MAKASSAR, PEDOMANMEDIA - Pemerintah Provinsi (Pemprov) Sulawesi Selatan meluncurkan program “Sulsel Bersih Narkoba, Gerakan Cari Mantu Bersih Narkoba” dalam mendukung program Pencegahan Pemberantasan Penyalahgunaan Peredaran dan Gelap Narkotika (P4GN).
Plt Kadis Kesehatan Sulsel Bachtiar Baso di Makassar mengatakan, Pemerintah Provinsi (Pemprov) Sulawesi Selatan telah meluncurkan program Sulsel Bersih Narkoba dan Gerakan Cari Mantu Bersih Narkoba. Program tersebut dalam mendukung pencegahan pemberantasan penyalahgunaan peredaran dan gelap narkotika (P4GN).

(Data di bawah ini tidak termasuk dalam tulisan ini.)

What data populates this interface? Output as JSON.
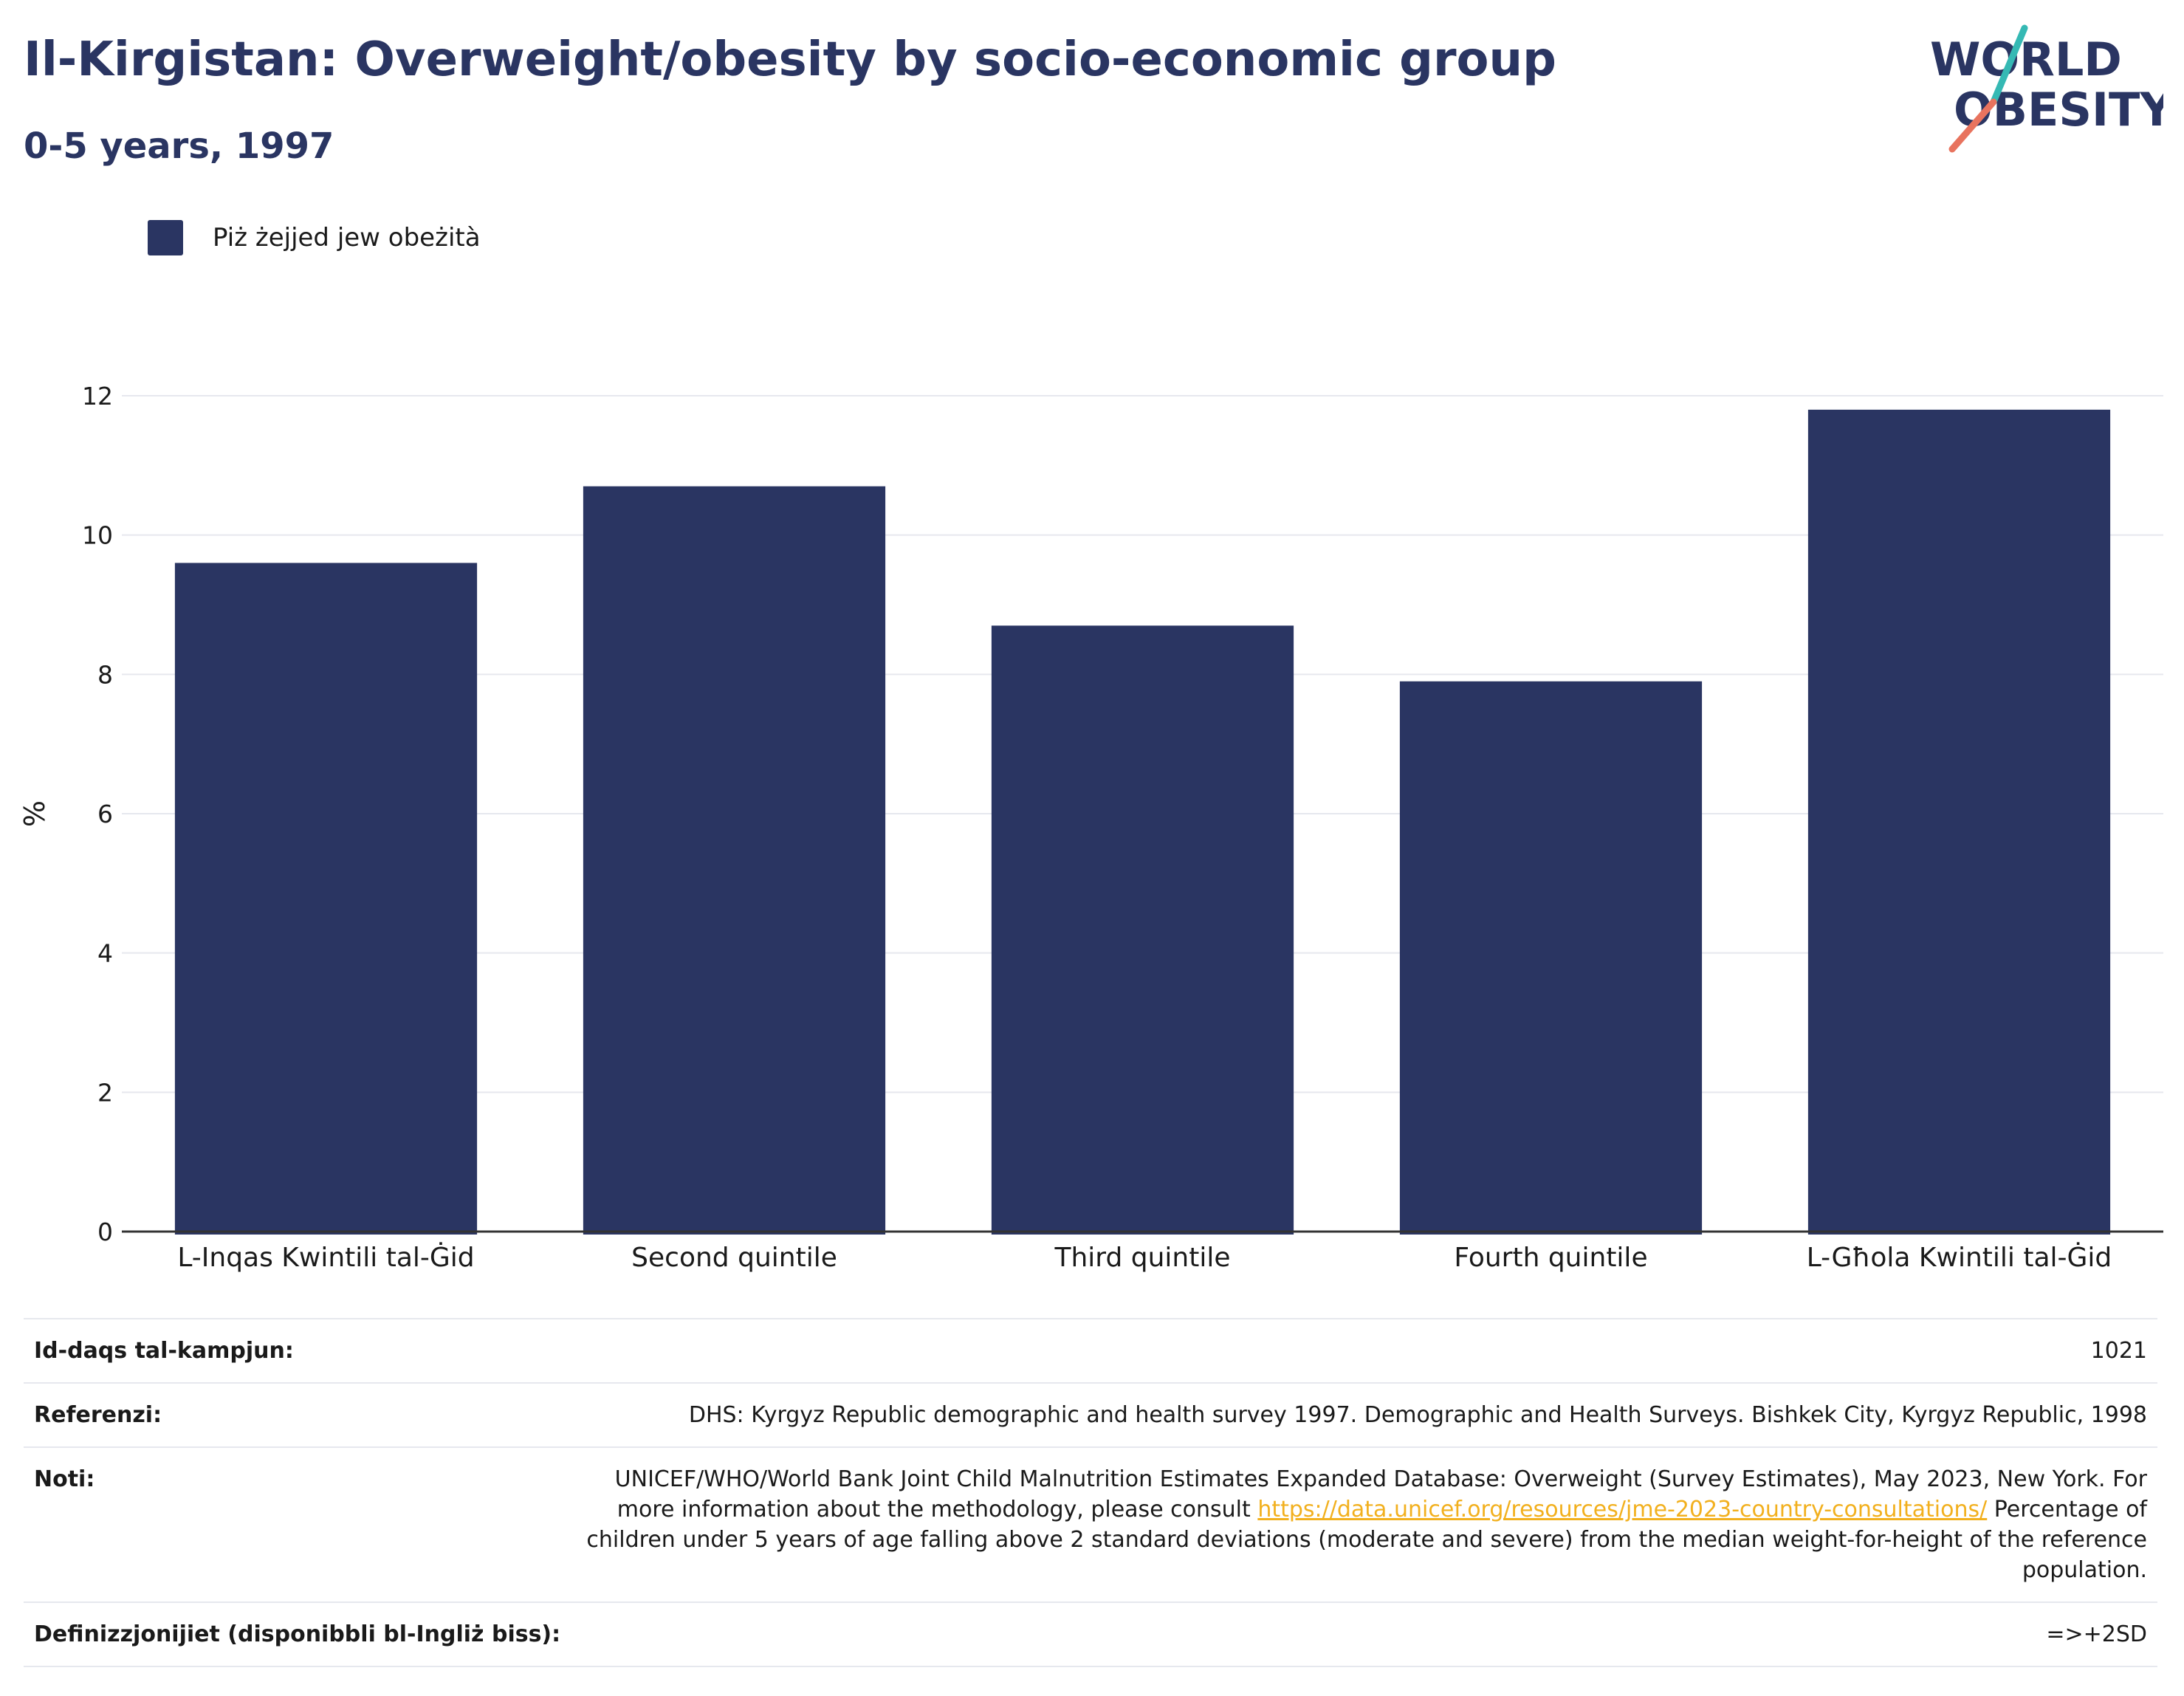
{
  "title": "Il-Kirgistan: Overweight/obesity by socio-economic group",
  "subtitle": "0-5 years, 1997",
  "logo": {
    "line1": "WORLD",
    "line2": "OBESITY",
    "accent_colors": [
      "#35b9b4",
      "#e8735e"
    ]
  },
  "colors": {
    "bar": "#2a3562",
    "grid": "#e6e8ee",
    "axis": "#333333",
    "link": "#f2b01e"
  },
  "legend": {
    "label": "Piż żejjed jew obeżità"
  },
  "chart_data": {
    "type": "bar",
    "categories": [
      "L-Inqas Kwintili tal-Ġid",
      "Second quintile",
      "Third quintile",
      "Fourth quintile",
      "L-Għola Kwintili tal-Ġid"
    ],
    "series": [
      {
        "name": "Piż żejjed jew obeżità",
        "values": [
          9.6,
          10.7,
          8.7,
          7.9,
          11.8
        ]
      }
    ],
    "ylabel": "%",
    "ylim": [
      0,
      12
    ],
    "yticks": [
      0,
      2,
      4,
      6,
      8,
      10,
      12
    ],
    "grid": true,
    "legend_position": "top-left"
  },
  "info": {
    "sample_size": {
      "label": "Id-daqs tal-kampjun:",
      "value": "1021"
    },
    "references": {
      "label": "Referenzi:",
      "value": "DHS: Kyrgyz Republic demographic and health survey 1997. Demographic and Health Surveys. Bishkek City, Kyrgyz Republic, 1998"
    },
    "notes": {
      "label": "Noti:",
      "text_before": "UNICEF/WHO/World Bank Joint Child Malnutrition Estimates Expanded Database: Overweight (Survey Estimates), May 2023, New York. For more information about the methodology, please consult ",
      "link": "https://data.unicef.org/resources/jme-2023-country-consultations/",
      "text_after": " Percentage of children under 5 years of age falling above 2 standard deviations (moderate and severe) from the median weight-for-height of the reference population."
    },
    "definitions": {
      "label": "Definizzjonijiet (disponibbli bl-Ingliż biss):",
      "value": "=>+2SD"
    }
  }
}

"Program ini secara teknis menyaring calon pasangan kedua mempelai agar bebas narkoba. Dan ini merupakan program prioritas Gubernur Sulsel Andi Sudirman Sulaiman," ujar Bachtiar Baso usai melakukan penandatanganan kerjasama antara BNN Provinsi Sulsel, Dinkes dan Kanwil Kementerian Agama Provinsi Sulsel, Sabtu (04/06/2022).
Lebih lanjut, Bachtiar menjelaskan, kedepa jika ada anak muda akan menikah, calon mantu khususnya calon mempelai laki-laki wajib mendapatkan keterangan bebas narkoba setelah di-screening oleh BNN, Dinas Kesehatan.
"Dan Depag di sini tentu setelah semua lengkap baru bisa menikahkan kedua mempelai,” akunya.
Dengan program ini, menurut Bachtiar, Pemprov Sulsel memiliki taji dalam upaya menekan dan memutus mata rantai peredaran narkoba di Sulsel.
“Intinya begini adakan anak anak muda itu yang memakai narkoba, tentu kita edukasi bahwa ingat kalau sudah menikah tinggalkan itu benda haram. Tidak ada gunanya bagi masa depan dirinya sendiri dan keluarganya kelak,” jelas Bachtiar Baso.
Secara umum program ini, katanya, mengedukasi perlunya rehabilitasi bagi penyalahguna narkotika, pembinaan layanan kesehatan dasar dalam rangka aksesbilitas rehabilitasi penyalahgunaan narkoba.
"Kemudian pengawasan fasilitas farmasi dalam rangka penyelamatan pecandu dan atau korban penyalahgunaan narkotika, koordinasi institusi penyelenggara rehabilitasi dan institusi penerima wajib lapor," kuncinya.